The membranes are not ruptured until an area free of fetal vessels is safely identified, and the membranes are entered sharply.


In practice, authors do not perform delayed cord clamping for pregnancies affected by vasa previa as it is difficult to determine whether the velamentous vessels remain intact after delivery of the infant.


Role of Fetoscopic Laser Ablation

Fetoscopic laser ablation of fetal vessels has been investigated as a treatment of vasa previa with the goal of resolving the vasa previa thus allowing the patient to achieve a term vaginal birth. It is a procedure that has been proposed only for the treatment of type 2 and 3 vasa previa as type I vasa previas involves major vascular branches arising directly from the umbilical cord. There have been several case series describing the procedure and outcomes. The most recent one involved fetoscopic laser ablation of 20 vasa previa cases at 31 to 33 weeks and demonstrated a mean delivery gestational age of 37.2 weeks and a 70% vaginal delivery rate. There were no perioperative complications in this series. However, operative fetoscopy, in general, is associated with preterm prelabor rupture of membranes, preterm delivery, and placental abruption, among other complications.
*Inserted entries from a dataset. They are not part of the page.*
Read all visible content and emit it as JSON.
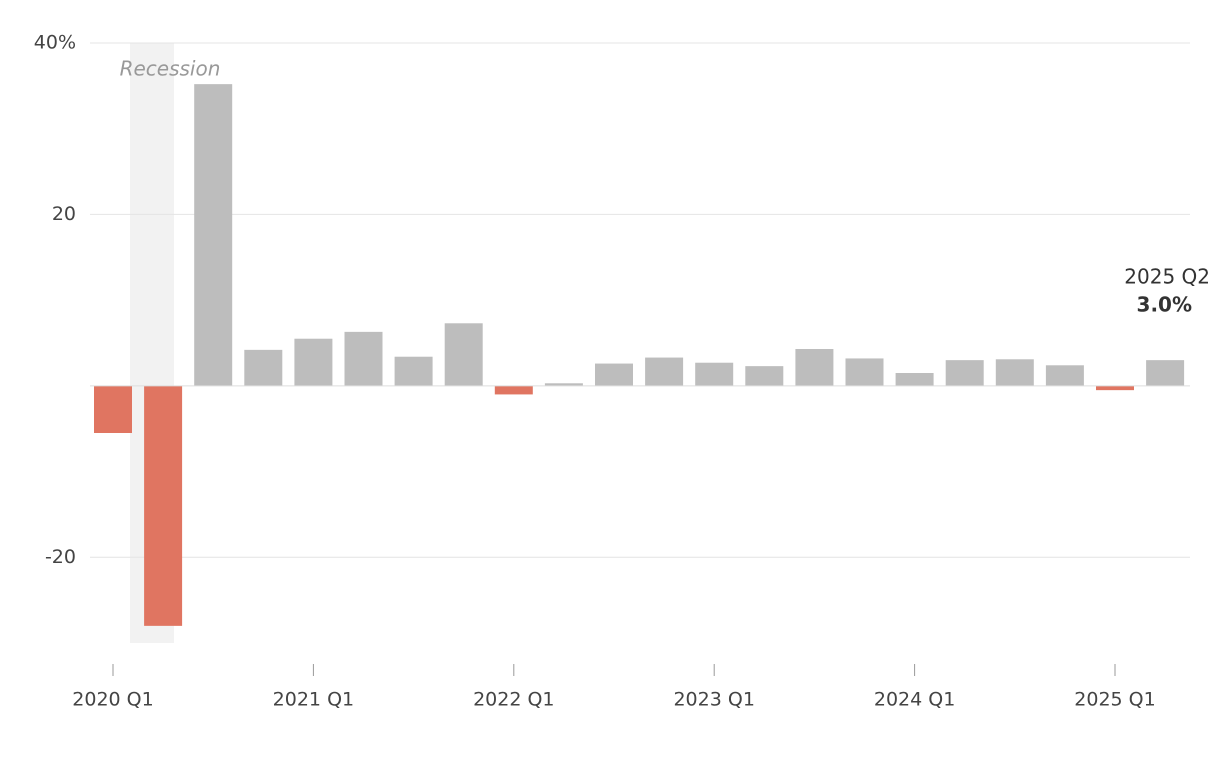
{
  "chart_data": {
    "type": "bar",
    "categories": [
      "2020 Q1",
      null,
      null,
      null,
      "2021 Q1",
      null,
      null,
      null,
      "2022 Q1",
      null,
      null,
      null,
      "2023 Q1",
      null,
      null,
      null,
      "2024 Q1",
      null,
      null,
      null,
      "2025 Q1",
      null
    ],
    "values": [
      -5.5,
      -28.0,
      35.2,
      4.2,
      5.5,
      6.3,
      3.4,
      7.3,
      -1.0,
      0.3,
      2.6,
      3.3,
      2.7,
      2.3,
      4.3,
      3.2,
      1.5,
      3.0,
      3.1,
      2.4,
      -0.5,
      3.0
    ],
    "value_labels": [
      null,
      null,
      null,
      null,
      null,
      null,
      null,
      null,
      null,
      null,
      null,
      null,
      null,
      null,
      null,
      null,
      null,
      null,
      null,
      null,
      null,
      "3.0%"
    ],
    "annotation": "2025 Q2",
    "recession_label": "Recession",
    "colors": {
      "positive": "#bdbdbd",
      "negative": "#e07561"
    },
    "ylim": [
      -30,
      40
    ],
    "yticks": [
      {
        "value": 40,
        "label": "40%"
      },
      20,
      -20
    ],
    "grid": true
  }
}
At this time, fetoscopic laser ablation of vasa previa therapy is considered experimental, and larger-scale research studies are necessary before implementing it into routine practice.

Vasa previa is an uncommon finding associated with a substantial risk of perinatal death and morbidity when undiagnosed prenatal. Implementation of routine ultrasound screening for vasa previa in the second trimester is associated with >95% intact perinatal survival. Optimal outcomes are achieved with a surveillance approach involving shared decision-making with the patient and delivery through cesarean between 35 and 37 weeks for otherwise uncomplicated vasa previa patients.